Maior líder político de Pernambuco deixou legado de luta contra a desigualdade social.
Vandeck Santiago (texto)
Edvaldo Rodrigues (foto 16/09/79)
O diplomata britânico John Morgan encontrou-se com o então governador Miguel Arraes e dias depois, em 30 de dezembro de 1963, enviou relatório para os seus superiores sobre as impressões que tivera. “O Dr. Miguel Arraes não é um intelectual, mas passa a impressão de inteligência e de extrema perspicácia”, escreveu Morgan. “Seus olhos são semelhantes aos de um corretor da Bolsa de Valores. Sua astúcia camponesa, coberta por uma fina camada de falso bom humor, faz lembrar Mr, Kruschev de dez anos atrás. Resumindo: ele não é o tipo de pessoa que gostaria de ver o Reino Unido fazer tentativas para ‘prestigiar’ neste momento.”
Outro documento interno, um comunicado do Departamento de Estado dos EUA, é igualmente taxativo ao referir-se a posições do governador: “Arraes é um caso perdido. Não se muda as pintas de um leopardo”.
No Brasil, a situação não era muito diferente. O general Justino Alves Bastos, comandante do IV Exército, sediado no Recife, declara em suas memórias (Encontro com o tempo, publicada em 1965): “O instinto herdado de meu pai, um caçador de onças, fez-me ver nele [Arraes], desde a primeira hora, um inimigo. Declarei-lhe guerra desde que o conheci”. Com a deposição e prisão de Arraes, Justino comemorou: “Isolei-o, afinal, na solidão de um penhasco perdido no meio do Atlântico” (alusão à prisão em Fernando de Noronha).
Dois motivos explicam estas histórias: o primeiro é que Miguel Arraes era um político que, onde quer que estivesse, todos sabiam de que lado ele estava. O segundo motivo é que ele atuava consciente da luta que forças antagônicas travam pelo controle do Estado, e tomando posição nesse combate. Todos sabiam quais forças ele defendia. Todos sabiam que interesses ele defenderia chegando ao poder. Todos sabiam que ele nunca seria cooptado (compreensão que o comunicado do Departamento de Estado norte-americano define muito bem, ao afirmar que “não se muda as pintas de um leopardo”). Na história recente nacional, lembro-me de uma meia dúzia, no máximo uma dezena, de líderes que se enquadram nesse perfil. Gente como ele e como Leonel Brizola, para acrescentar um outro exemplo.

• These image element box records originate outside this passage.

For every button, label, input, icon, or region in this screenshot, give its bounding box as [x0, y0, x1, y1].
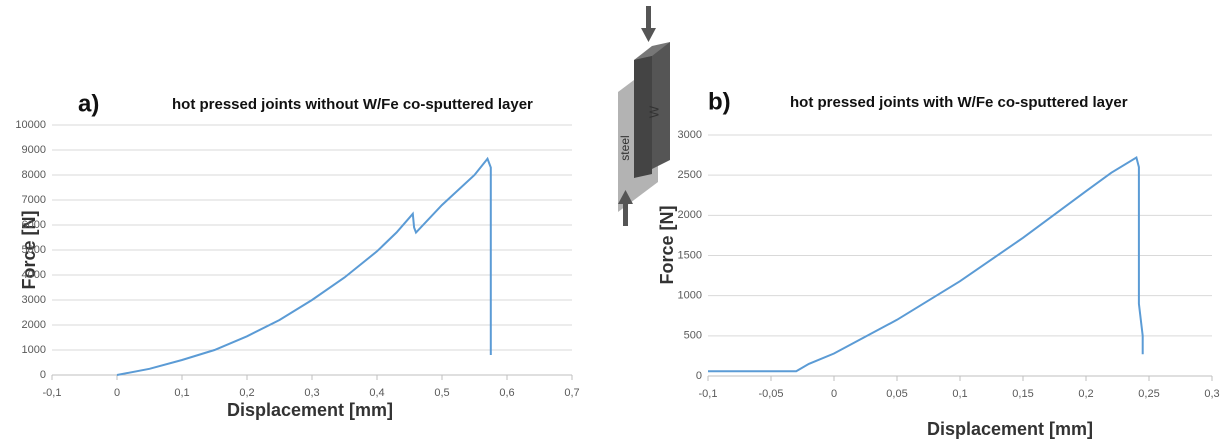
x-axis-label: Displacement [mm] — [927, 419, 1093, 439]
x-tick-label: 0,6 — [499, 387, 514, 399]
y-tick-label: 3000 — [22, 294, 46, 306]
x-tick-label: 0,4 — [369, 387, 384, 399]
chart-title: hot pressed joints without W/Fe co-sputt… — [172, 96, 533, 113]
x-tick-label: 0,3 — [304, 387, 319, 399]
x-tick-label: 0,5 — [434, 387, 449, 399]
y-axis-label: Force [N] — [19, 210, 39, 289]
data-line — [116, 156, 492, 376]
panel-label: a) — [78, 90, 99, 117]
x-tick-label: 0,1 — [174, 387, 189, 399]
w-block-top — [634, 42, 670, 60]
x-tick-label: 0,3 — [1204, 388, 1219, 400]
x-tick-label: 0,2 — [239, 387, 254, 399]
x-tick-label: -0,05 — [758, 388, 783, 400]
x-tick-label: 0,2 — [1078, 388, 1093, 400]
y-tick-label: 2000 — [22, 319, 46, 331]
x-tick-label: 0 — [114, 387, 120, 399]
y-tick-label: 2500 — [678, 169, 702, 181]
y-tick-label: 10000 — [15, 119, 46, 131]
y-tick-label: 500 — [684, 330, 702, 342]
x-tick-label: 0,05 — [886, 388, 907, 400]
x-tick-label: 0 — [831, 388, 837, 400]
steel-label: steel — [618, 135, 632, 160]
x-axis-label: Displacement [mm] — [227, 400, 393, 420]
y-tick-label: 1000 — [22, 344, 46, 356]
y-tick-label: 7000 — [22, 194, 46, 206]
x-tick-label: 0,7 — [564, 387, 579, 399]
x-tick-label: 0,15 — [1012, 388, 1033, 400]
y-tick-label: 5000 — [22, 244, 46, 256]
specimen-diagram: W steel — [618, 6, 670, 226]
y-tick-label: 8000 — [22, 169, 46, 181]
y-axis-label: Force [N] — [657, 205, 677, 284]
y-tick-label: 1000 — [678, 290, 702, 302]
arrow-bottom — [623, 202, 628, 226]
arrow-top — [646, 6, 651, 30]
y-tick-label: 6000 — [22, 219, 46, 231]
chart-title: hot pressed joints with W/Fe co-sputtere… — [790, 94, 1128, 111]
w-block-front — [634, 56, 652, 178]
y-tick-label: 2000 — [678, 209, 702, 221]
x-tick-label: 0,25 — [1138, 388, 1159, 400]
y-tick-label: 0 — [696, 370, 702, 382]
panel-label: b) — [708, 88, 731, 115]
y-tick-label: 4000 — [22, 269, 46, 281]
arrow-bottom-head — [618, 190, 633, 204]
y-tick-label: 9000 — [22, 144, 46, 156]
x-tick-label: -0,1 — [43, 387, 62, 399]
x-tick-label: -0,1 — [699, 388, 718, 400]
w-label: W — [646, 105, 661, 118]
x-tick-label: 0,1 — [952, 388, 967, 400]
data-line — [708, 155, 1144, 373]
y-tick-label: 0 — [40, 369, 46, 381]
y-tick-label: 1500 — [678, 249, 702, 261]
y-tick-label: 3000 — [678, 129, 702, 141]
arrow-top-head — [641, 28, 656, 42]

Em seu discurso de posse como governador, em janeiro de 1963, ele fez uma frase que define a sua trajetória e posição política: “Pois que ninguém se iluda: assim como não conseguiram me transformar em agitador e incendiário, também não conseguiram e jamais conseguirão me transformar em um bom moço, acomodatício aos privilégios que sempre combati”. Arraes atuava dentro da legalidade, mas esticando a corda da legalidade na defesa dos – permitam-me uma expressão gasta – mais necessitados de justiça.
O Golpe civil-militar de 1964 atropelou sua carreira – assim como atropelou a de Celso Furtado, Josué de Castro, Paulo Freire, Francisco Julião, todos engajados na luta política e social no Nordeste. Claro que ele retornou 15 anos depois, que ainda se elegeu governador mais duas vezes, que criou a liderança Eduardo Campos e que exerceu influência na política nacional. Não era a mesma coisa, porém. 1964 era o auge de sua atuação, e o momento em que estava maduro para protagonismo nacional – este era o momento em que pessoas como ele, e como Celso Furtado, Josué, Paulo Freire e Julião, mais poderiam ter ajudado o Brasil, porque ali as forças que eles representavam poderiam almejar o controle do Estado.
Nas eleições de 1965, por exemplo, Arraes era um nome consistente que a esquerda dispunha para a Presidência (Brizola, cunhado de João Goulart, só poderia ser candidato se houvesse modificação na legislação que impedia familiares do presidente de concorrer ao cargo). Arraes retornou ao Brasil com a anistia, em 1979. Não conseguiu (diferentemente de Brizola, no Rio) ser candidato a governador em 1982; só concorreu em 1986, quando se elegeu. Tomou posse em 1987, e dois anos depois veio a primeira disputa presidencial pós-ditadura. Aí já era tarde demais para almejar sonhos presidenciais; o cavalo selado já havia passado.
Arraes navegou contra a correnteza, enfrentou forças muito poderosas, locais e internacionais. Hoje, no dia do seu centenário, convém atestar que o legado que ele deixou não é de desânimo, mas de esperança. Não é de resignação, mas de inspiração. A luta que ele travou continua.